The Year in Wacky Hats

You can’t miss the hats. Weird and wonderful, they have popped up in all corners of men’s style: from the extravagant high-fashion crowd to the cool-dude, cortado-drinking streetwear set. Style savants like Tyler, the Creator oscillate between furry trapper hats and vintage-inspired baseball caps without missing a beat. The headwear of Supreme creative director Tremaine Emory—a strappy leather visor worn with a silk scarf, but also rhinestone trucker hats—is artful enough to inspire sartorial envy. This month, the Japanese fashion tastemaker Motofumi “Poggy” Kogi posted a photo of a 360-degree brimmed Yankees hat, which immediately ricocheted across the fashion blogs. From bucket hats to balaclavas and beyond, it has been a banner year for advanced-level headwear. 

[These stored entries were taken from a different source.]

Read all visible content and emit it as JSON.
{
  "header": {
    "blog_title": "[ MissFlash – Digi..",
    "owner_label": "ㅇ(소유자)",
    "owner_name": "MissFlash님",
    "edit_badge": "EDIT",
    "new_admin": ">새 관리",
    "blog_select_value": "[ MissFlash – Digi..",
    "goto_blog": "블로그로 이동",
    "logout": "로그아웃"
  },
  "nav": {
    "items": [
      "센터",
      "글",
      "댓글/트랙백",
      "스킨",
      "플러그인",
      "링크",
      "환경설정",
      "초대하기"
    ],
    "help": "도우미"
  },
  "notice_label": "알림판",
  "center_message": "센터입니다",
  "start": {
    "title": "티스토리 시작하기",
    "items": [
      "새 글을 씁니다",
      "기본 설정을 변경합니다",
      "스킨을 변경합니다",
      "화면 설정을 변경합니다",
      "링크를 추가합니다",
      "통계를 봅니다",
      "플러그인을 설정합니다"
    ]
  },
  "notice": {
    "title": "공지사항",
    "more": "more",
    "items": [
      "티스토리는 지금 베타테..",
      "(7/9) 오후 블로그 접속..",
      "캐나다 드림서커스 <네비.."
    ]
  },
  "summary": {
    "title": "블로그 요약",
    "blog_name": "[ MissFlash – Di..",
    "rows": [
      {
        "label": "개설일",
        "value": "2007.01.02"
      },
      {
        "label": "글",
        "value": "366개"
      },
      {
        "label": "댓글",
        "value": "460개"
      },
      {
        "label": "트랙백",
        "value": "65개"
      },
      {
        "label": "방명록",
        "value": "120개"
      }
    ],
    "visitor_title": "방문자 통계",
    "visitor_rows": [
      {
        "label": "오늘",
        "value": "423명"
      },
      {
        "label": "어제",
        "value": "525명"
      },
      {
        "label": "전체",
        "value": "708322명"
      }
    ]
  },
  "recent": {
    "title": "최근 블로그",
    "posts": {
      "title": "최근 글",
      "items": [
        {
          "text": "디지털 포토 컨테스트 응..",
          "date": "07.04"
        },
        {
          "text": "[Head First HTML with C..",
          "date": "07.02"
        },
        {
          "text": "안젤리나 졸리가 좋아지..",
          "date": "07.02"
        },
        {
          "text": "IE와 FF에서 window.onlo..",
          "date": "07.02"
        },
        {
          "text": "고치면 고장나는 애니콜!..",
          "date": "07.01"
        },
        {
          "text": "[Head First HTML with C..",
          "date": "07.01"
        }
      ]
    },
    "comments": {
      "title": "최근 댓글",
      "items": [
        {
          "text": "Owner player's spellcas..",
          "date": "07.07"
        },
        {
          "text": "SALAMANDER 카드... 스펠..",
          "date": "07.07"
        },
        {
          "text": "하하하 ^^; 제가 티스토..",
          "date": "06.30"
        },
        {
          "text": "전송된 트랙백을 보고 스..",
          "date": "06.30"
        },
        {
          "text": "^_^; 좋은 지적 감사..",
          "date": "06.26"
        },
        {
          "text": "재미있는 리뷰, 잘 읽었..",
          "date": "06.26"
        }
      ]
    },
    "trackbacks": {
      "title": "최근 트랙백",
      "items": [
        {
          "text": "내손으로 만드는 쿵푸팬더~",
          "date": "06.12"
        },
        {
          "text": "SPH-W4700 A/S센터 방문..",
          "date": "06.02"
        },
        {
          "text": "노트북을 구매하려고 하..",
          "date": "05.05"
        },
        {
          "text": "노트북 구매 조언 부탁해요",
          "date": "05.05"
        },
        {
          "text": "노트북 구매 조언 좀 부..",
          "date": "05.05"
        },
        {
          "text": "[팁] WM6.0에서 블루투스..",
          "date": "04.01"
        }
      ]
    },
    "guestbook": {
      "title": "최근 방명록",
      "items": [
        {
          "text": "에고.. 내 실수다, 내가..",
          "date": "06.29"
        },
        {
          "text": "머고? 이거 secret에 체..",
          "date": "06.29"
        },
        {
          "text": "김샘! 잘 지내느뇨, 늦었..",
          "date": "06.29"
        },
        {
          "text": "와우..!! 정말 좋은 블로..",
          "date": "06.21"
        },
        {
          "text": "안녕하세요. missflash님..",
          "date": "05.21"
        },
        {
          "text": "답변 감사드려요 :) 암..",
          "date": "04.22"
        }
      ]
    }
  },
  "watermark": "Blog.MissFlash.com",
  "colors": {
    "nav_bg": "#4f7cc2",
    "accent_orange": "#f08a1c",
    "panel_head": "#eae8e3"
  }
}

A few years back, most fashion bros upped their outfits with wild, look-at-me sneakers. After the sneakers came the outlandish loafers and, most recently, the wild-style mules. This year, it seems, style-forward men have traded look-at-me sneakers for equally extravagant headwear.

The bucket hat was perhaps the gateway cap. The style has gone in and out of fashion a handful of times over the past few decades, broadly appealing to everyone from rap star LL Cool J to Oasis rocker Liam Gallagher. Contemporary bucket hat loyalists include Jonah Hill, Justin Bieber, and Hector Bellerin, to name a few. (Hell, Hill seems to have one for every day of the week, in every color and fabric imaginable.) But the typical bucket hat now looks tame compared to the headwear sitting on shelves at fashion boutiques and menswear stores across the globe. 

Our patron saint of kooky headwear.

Theo Wargo/Getty Images

The latest Marni collection includes a long-haired, fluffed-up cap that looks like the brand’s popular furry Technical sweaters. Designer Jonathan Anderson produced an asymmetric color-block bucket hat with canvas ties so long they give the elongated drawstrings of Rick Owens’ famous drop-crotch pants a run for their money. Bottega Veneta sells an intricately woven lambskin hat that matches the label’s wildly covetable bags. And it’s not just the world of European high fashion—the American brands are having fun with headwear, too. 

Aimé Leon Dore’s latest collaboration with Woolrich included a sherpa-lined hat with earflaps that drape down to the shoulders. ALD also produced a “hunting” bucket hat, a more stout style with pleated bands. Noah, meanwhile, sells a waxed camouflage bell cap (made in collaboration with Barbour) alongside an old-timey wool winter cap made by legendary hat makers Stormy Kromer. Supreme one-upped the game with a tiger-printed “Tulip” cap with flowy tapered seams and a reflective camouflage print, while the upstart label S.K. Manor Hill sells a skull cap in shiny green leather. None of these hats look quite like the other—but they definitely look like something

Our current menswear moment feels defined by a simple-yet-intentional way of getting dressed. There are echoes of normcore, prep-inclined staples, and perfectly picked vintage wares. Nice and normal clothes feel like the most significant thing in menswear. So, how does one add a splash of subversion to the status quo? Well, for plenty of guys in 2022, it was wonderfully wild headwear—and it turns out that one great hat can go a long way.